Le YOSEIKAN BUDO incluse dans sa pratique le travail aux armes
traditionnelles : Boken, Sabre, Poignard, Nunchaku, Tonfas, Sai, bâtons de
différentes longueurs. distance et l’amplitude étant plus grandes, les armes mettent
en évidence (un peu comme une loupe) des principes tactiques et stratégiques plus
difficilement perceptibles à mains nues. En ce sens, elles sont un excellent
complément que chacun peut perfectionner en fonction de ses capacités.
On se défend d’autant mieux contre une arme quand on sait soi même s’en servir.
On étudie la manipulations des armes, mais aussi comment utiliser une arme contre
une autre de longueur différente (ex : tonfa contre sabre ou bâton long).

SPECIFICITE TECHNIQUE DU YOSEIKAN BUDO


Le YOSEIKAN BUDO montre que toutes les techniques de frappes, de
luxations et d’amenées au sol, bien que visuellement différentes, fonctionnent selon
des schémas bio-mécaniques similaires.

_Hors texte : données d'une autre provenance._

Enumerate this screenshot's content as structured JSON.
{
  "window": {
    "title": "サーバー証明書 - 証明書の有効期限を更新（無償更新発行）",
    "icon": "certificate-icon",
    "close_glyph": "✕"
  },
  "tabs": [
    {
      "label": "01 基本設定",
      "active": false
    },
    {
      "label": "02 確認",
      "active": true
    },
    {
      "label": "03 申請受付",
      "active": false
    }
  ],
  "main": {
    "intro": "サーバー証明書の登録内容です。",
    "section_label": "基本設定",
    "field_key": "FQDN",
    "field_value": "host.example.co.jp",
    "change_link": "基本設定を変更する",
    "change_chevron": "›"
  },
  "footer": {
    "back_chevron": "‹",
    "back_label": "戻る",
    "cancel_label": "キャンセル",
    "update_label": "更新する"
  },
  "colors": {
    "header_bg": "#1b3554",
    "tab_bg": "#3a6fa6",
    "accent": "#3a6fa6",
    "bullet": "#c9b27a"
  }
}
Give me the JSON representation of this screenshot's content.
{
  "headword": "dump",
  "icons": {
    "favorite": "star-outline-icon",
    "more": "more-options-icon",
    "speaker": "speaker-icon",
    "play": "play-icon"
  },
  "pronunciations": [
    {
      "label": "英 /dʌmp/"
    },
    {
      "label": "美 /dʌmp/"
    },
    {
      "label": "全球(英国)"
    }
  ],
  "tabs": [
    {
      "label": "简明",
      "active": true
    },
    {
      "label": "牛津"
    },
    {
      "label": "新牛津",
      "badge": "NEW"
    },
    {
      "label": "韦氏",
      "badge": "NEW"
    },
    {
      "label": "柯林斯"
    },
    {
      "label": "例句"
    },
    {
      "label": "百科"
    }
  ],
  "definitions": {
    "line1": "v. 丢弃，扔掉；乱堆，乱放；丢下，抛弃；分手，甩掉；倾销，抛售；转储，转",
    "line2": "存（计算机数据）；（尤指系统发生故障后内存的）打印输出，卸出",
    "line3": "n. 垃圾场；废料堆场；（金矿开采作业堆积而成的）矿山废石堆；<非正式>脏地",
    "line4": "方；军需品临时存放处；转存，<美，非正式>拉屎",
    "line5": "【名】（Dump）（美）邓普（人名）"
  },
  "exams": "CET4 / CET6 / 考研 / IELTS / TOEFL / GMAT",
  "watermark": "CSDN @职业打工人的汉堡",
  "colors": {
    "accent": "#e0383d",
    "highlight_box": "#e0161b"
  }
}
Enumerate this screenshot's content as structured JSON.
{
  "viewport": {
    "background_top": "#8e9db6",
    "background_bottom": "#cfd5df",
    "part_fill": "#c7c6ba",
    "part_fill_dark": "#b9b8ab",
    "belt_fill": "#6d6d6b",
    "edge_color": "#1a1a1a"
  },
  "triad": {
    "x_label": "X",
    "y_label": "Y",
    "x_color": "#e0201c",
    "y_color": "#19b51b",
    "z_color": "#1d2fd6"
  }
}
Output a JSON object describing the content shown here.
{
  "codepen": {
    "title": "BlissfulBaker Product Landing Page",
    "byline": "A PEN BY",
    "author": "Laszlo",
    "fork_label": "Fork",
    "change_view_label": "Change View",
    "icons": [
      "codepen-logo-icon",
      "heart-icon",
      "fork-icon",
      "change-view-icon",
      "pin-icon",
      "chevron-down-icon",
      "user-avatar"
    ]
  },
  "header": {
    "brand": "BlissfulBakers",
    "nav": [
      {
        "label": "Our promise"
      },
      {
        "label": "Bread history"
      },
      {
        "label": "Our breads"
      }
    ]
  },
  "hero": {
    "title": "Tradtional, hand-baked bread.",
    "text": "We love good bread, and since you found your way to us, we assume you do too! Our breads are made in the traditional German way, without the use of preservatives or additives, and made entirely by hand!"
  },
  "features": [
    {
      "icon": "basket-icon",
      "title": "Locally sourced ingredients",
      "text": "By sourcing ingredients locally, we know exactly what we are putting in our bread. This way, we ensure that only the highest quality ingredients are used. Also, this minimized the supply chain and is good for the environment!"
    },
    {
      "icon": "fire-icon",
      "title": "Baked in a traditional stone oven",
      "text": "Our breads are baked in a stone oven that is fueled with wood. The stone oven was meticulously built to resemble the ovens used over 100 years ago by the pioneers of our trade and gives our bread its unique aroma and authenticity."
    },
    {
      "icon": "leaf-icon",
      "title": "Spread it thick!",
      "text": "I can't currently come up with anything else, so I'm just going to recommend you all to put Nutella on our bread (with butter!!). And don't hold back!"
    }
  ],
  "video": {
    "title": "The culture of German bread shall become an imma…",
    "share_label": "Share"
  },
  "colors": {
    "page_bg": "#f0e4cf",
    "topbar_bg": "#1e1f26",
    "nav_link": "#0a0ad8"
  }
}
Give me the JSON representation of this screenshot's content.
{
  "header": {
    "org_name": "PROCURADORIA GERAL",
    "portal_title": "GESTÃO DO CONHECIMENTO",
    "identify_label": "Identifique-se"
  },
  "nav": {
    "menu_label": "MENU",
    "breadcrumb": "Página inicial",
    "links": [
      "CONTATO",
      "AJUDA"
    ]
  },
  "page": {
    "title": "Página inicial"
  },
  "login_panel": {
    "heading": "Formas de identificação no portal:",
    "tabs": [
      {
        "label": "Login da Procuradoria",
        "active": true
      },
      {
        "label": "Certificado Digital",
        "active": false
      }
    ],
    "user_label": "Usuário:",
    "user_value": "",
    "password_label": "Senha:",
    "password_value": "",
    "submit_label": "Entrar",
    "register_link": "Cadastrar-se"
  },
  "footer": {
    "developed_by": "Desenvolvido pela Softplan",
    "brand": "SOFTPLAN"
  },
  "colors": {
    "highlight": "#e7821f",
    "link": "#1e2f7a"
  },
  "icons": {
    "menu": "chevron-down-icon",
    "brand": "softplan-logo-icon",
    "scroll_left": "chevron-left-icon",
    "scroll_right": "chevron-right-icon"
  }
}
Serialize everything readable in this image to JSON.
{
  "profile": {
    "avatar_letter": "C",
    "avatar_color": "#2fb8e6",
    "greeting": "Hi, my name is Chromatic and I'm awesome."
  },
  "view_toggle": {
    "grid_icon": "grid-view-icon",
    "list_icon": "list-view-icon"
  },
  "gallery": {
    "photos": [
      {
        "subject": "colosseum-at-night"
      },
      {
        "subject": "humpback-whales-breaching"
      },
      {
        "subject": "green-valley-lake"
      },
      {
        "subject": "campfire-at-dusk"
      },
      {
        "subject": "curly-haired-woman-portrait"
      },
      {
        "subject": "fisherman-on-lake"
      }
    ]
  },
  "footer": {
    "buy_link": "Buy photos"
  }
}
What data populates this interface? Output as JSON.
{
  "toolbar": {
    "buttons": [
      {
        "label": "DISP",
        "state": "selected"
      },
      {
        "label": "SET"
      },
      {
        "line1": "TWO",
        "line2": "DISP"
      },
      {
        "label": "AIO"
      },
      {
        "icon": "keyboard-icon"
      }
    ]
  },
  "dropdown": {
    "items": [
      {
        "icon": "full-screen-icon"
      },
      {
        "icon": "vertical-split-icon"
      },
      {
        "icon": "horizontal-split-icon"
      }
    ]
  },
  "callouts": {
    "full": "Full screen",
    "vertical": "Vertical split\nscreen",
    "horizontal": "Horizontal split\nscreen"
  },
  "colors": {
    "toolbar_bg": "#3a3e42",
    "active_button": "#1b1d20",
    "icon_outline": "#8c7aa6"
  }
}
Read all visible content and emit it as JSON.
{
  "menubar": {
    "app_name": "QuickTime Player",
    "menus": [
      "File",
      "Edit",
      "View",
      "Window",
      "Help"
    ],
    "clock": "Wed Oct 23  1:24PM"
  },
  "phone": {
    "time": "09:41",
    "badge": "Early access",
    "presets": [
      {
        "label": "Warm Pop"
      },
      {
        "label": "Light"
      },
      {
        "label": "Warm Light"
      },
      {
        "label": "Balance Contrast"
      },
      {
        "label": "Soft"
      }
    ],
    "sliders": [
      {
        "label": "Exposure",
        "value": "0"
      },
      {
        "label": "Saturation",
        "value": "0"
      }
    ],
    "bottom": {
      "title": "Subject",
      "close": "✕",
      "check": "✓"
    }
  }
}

C’est la spécialisation récente des arts
martiaux – souvent pour des raisons de compétition, d’effet visuel, de marketing
sportif ou d’uniformisation – qui a fait tomber cette correspondance dans l’oubli.
Le YOSEIKAN BUDO utilise en outre des principes d’ondulation du corps (en
grande amplitude), de vibrations ou d’ondes (en amplitude courte) pour démultiplier
et propager, un peu à la manière d’un fouet, la puissance dans toutes ces
techniques.
Il existe ainsi 10 types d’ondulations, chacune correspondant à tout un ensemble de
différentes techniques (frappes, luxations, amenées au sol).
Cette méthode met en évidence –et c’est là la spécificité- que chaque technique de
frappe correspond à une technique de luxation ou d’amenée au sol, utilisant le même
schéma bio-mécanique, généré par la même ondulation.
Toutes ces ondulations pouvant se combiner entre elles, toutes les techniques qui en
découlent peuvent donc se combiner à l’infini suivant ce principe.
Il en est de même pour la pratique des armes, qui sont le prolongement des mains.

DANS LE CONCEPT DU YOSEIKAN BUDO, ON PEUT AINSI DEFINIR


PLUSIEURS PARTIES :

- La prédominance atémis, percussions, est représentée par le KARATE, le


KEMPO, et, pour ma part, le KICK-BOXING de style YOSEIKAN BUDO ;
- La prédominance clés et amenées au sol est représentée par l’AIKI-JUTSU
et le GOSHIN-JUTSU de style YOSEIKAN BUDO.

Dans chacune ces prédominances (Karaté, Kenpo, Kick-Boxing, Aiki-Jutsu,


Goshin-Jutsu, etc.) les positions, les déplacements, les formes de corps (ou
gestuelles) sont identiques. Elles peuvent ainsi se combiner entre elles, donnant
la méthode de combat intégral qu’est le YOSEIKAN BUDO. Le pratiquant peut
ainsi personnaliser sa façon de combattre, privilégiant ou combinant tel ou telle
prédominance, en fonction de sa morphologie et de ses aptitudes ainsi que son
ressenti.

- La partie armes sera quand à elle représentée par le IAI, le KEN-JUTSU et le


KOBUDO de style YOSEIKAN BUDO.

Le IAI est l’art de dégainer de différentes façons le sabre, et de trancher, en


fonction des différents angles d’attaques de l’adversaire.
Le KEN-JUTSU est l’art de combattre une fois le sabre dégainé.
Le KOBUDO regroupe les autres armes mentionnées précédemment.